In a judgment in Case T-1078/23, Meta Platforms v Commission, the Luxembourg-based court said it “annuls the decision designating Meta as a gatekeeper as regards Marketplace.” But, the court added, “it maintains Meta’s designation for its interpersonal communications service Messenger.”
The ruling turned on how the Commission assessed Marketplace before adopting its Sept. 5, 2023 designation decision. In plain terms, the court found that the Commission did not properly deal with changes Meta made to Marketplace on July 31, 2023, shortly before the decision was issued.
According to the court’s press release, the Commission made an error of law by relying only on data from the three years before the designation without considering those late changes. The court also found the Commission’s reasoning was inadequate because it did not concretely analyze the July 2023 changes or explain how they affected whether Marketplace qualified as an online intermediation service — a type of platform that connects businesses and users.
The factual point was central. The court said Meta’s July 31, 2023 changes limited the number of listings a user could publish, and that those changes caused the disappearance of the criterion the Commission had used to identify business users on Marketplace. EU acts, the court said, must be judged on the facts and law as they stood when the act was adopted — here, Sept. 5, 2023.
By contrast, the court upheld the Commission’s conclusion that Messenger met the standard for designation under the EU’s Digital Markets Act, the bloc’s tech competition law. In the court’s view, Messenger remained an important gateway between business users and end users, so that part of Meta’s challenge failed.
The immediate practical effect on Marketplace is limited. The Commission had already removed Facebook Marketplace from DMA supervision on April 23, 2025, after reviewing Meta’s request and finding the service had fewer than 10,000 yearly active business users in 2024. That means Wednesday’s judgment matters more as a legal rebuke of the Commission’s original reasoning than as a disruption to the current oversight of Marketplace.
The court also noted a broader procedural point: “The institution concerned must fill any legal vacuum created by the annulment of the act.” No verified same-day reaction from Meta or the Commission was available.
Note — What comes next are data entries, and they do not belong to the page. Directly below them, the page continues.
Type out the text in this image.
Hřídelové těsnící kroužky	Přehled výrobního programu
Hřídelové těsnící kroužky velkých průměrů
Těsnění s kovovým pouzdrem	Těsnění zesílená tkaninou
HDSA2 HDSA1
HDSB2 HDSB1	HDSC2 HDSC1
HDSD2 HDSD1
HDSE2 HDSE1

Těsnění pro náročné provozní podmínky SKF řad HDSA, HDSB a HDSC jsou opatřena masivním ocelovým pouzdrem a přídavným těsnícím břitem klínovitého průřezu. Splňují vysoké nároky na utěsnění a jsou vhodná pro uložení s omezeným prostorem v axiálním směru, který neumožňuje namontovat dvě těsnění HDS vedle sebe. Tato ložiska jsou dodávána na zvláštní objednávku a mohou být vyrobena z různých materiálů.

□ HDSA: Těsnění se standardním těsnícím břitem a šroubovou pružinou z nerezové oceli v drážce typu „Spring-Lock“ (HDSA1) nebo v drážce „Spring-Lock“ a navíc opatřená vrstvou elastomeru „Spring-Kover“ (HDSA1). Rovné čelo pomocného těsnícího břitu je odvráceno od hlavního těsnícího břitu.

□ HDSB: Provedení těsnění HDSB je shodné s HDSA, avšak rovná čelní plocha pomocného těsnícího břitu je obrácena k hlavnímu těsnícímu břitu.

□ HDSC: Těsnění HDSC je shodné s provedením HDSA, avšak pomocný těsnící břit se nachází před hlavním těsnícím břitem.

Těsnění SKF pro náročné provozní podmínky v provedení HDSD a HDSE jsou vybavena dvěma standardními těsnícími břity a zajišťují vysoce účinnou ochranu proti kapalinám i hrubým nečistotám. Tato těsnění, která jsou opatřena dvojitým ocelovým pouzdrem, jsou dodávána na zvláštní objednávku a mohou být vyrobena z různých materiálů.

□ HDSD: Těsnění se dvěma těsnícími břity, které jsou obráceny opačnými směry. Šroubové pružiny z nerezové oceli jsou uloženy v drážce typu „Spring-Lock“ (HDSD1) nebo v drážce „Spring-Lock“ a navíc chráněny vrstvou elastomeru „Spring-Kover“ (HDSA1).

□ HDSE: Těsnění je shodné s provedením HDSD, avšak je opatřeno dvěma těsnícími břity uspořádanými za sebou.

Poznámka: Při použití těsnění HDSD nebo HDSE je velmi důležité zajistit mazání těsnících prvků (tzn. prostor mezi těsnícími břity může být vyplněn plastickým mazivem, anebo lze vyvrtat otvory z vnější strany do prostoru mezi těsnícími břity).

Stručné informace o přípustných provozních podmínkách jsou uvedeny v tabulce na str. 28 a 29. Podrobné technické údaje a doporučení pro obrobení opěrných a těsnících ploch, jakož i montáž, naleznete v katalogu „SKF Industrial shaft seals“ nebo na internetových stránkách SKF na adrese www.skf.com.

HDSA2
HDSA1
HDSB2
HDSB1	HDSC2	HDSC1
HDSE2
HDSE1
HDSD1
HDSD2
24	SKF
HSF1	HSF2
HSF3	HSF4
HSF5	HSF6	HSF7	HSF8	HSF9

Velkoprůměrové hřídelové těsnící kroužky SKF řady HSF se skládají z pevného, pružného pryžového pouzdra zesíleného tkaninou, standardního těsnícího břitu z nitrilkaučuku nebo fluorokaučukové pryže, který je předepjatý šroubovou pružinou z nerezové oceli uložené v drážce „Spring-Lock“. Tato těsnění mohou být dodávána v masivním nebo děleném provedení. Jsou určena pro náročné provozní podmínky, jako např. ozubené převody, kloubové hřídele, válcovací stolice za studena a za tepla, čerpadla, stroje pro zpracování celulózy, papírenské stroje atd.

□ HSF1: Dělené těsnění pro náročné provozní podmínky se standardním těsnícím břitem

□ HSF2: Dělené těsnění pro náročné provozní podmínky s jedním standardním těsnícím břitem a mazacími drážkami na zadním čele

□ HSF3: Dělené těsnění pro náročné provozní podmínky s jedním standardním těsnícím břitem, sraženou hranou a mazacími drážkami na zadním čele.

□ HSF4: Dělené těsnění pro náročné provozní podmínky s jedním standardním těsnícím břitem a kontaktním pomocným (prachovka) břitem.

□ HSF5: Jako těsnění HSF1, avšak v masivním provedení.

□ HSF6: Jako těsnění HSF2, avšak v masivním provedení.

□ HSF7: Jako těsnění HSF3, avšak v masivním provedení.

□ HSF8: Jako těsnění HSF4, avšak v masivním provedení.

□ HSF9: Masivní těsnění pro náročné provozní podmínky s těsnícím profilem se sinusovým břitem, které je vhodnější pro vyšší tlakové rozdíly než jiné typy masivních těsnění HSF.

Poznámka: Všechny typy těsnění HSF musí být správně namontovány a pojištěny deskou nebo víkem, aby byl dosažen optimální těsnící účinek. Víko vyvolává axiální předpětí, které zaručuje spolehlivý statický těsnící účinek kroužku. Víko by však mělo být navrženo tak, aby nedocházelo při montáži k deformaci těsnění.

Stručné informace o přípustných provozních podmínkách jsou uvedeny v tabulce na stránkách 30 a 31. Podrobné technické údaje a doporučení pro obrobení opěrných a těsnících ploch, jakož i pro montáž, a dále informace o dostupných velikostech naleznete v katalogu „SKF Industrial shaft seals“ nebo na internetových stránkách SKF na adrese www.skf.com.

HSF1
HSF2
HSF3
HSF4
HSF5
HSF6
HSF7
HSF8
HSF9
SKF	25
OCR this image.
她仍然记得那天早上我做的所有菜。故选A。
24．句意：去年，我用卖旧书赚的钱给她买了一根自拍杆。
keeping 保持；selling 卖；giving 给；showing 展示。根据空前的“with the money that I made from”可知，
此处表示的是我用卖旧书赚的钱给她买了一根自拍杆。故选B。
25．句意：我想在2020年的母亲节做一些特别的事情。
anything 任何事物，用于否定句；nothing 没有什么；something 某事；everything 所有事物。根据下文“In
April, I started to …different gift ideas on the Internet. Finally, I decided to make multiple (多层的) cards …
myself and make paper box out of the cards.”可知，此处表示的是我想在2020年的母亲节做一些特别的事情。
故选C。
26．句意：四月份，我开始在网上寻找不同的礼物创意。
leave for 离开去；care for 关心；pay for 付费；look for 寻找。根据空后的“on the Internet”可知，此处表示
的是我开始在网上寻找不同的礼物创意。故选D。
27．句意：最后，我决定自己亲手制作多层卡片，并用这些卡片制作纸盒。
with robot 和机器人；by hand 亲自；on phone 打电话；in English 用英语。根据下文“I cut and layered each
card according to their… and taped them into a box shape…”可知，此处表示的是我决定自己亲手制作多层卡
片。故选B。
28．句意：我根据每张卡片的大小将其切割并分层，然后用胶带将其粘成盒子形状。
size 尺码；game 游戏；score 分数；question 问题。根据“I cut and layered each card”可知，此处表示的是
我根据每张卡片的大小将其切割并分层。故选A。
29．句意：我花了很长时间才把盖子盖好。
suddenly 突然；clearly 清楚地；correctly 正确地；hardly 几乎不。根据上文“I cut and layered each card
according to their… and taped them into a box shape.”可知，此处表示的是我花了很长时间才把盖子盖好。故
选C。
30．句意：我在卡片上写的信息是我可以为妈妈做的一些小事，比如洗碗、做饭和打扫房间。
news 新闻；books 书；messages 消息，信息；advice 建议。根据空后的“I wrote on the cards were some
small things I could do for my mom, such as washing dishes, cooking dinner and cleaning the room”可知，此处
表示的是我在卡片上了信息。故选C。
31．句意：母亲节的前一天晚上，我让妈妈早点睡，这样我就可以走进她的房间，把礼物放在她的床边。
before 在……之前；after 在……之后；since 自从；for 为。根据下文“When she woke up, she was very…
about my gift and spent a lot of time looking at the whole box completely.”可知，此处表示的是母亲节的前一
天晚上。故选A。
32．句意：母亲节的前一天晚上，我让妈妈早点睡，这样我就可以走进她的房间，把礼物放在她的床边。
The Digital Markets Act, formally Regulation (EU) 2022/1925, is the EU law adopted in 2022 to curb the market power of the largest digital platforms. Under the regime, the Commission can designate companies as gatekeepers if they meet size thresholds and if a service reaches at least 45 million monthly active end users and 10,000 yearly active business users in the EU. Gatekeeper status triggers a set of obligations meant to prevent dominant platforms from unfairly locking in users and businesses.
In the Commission’s first major DMA designation round in September 2023, Meta was designated for several services, including Facebook, Instagram, Meta Ads, WhatsApp, Messenger and Facebook Marketplace. This case covered Meta’s challenge to the Messenger and Marketplace parts of that decision.
An appeal on points of law may be brought before the Court of Justice of the European Union within two months and 10 days of notification.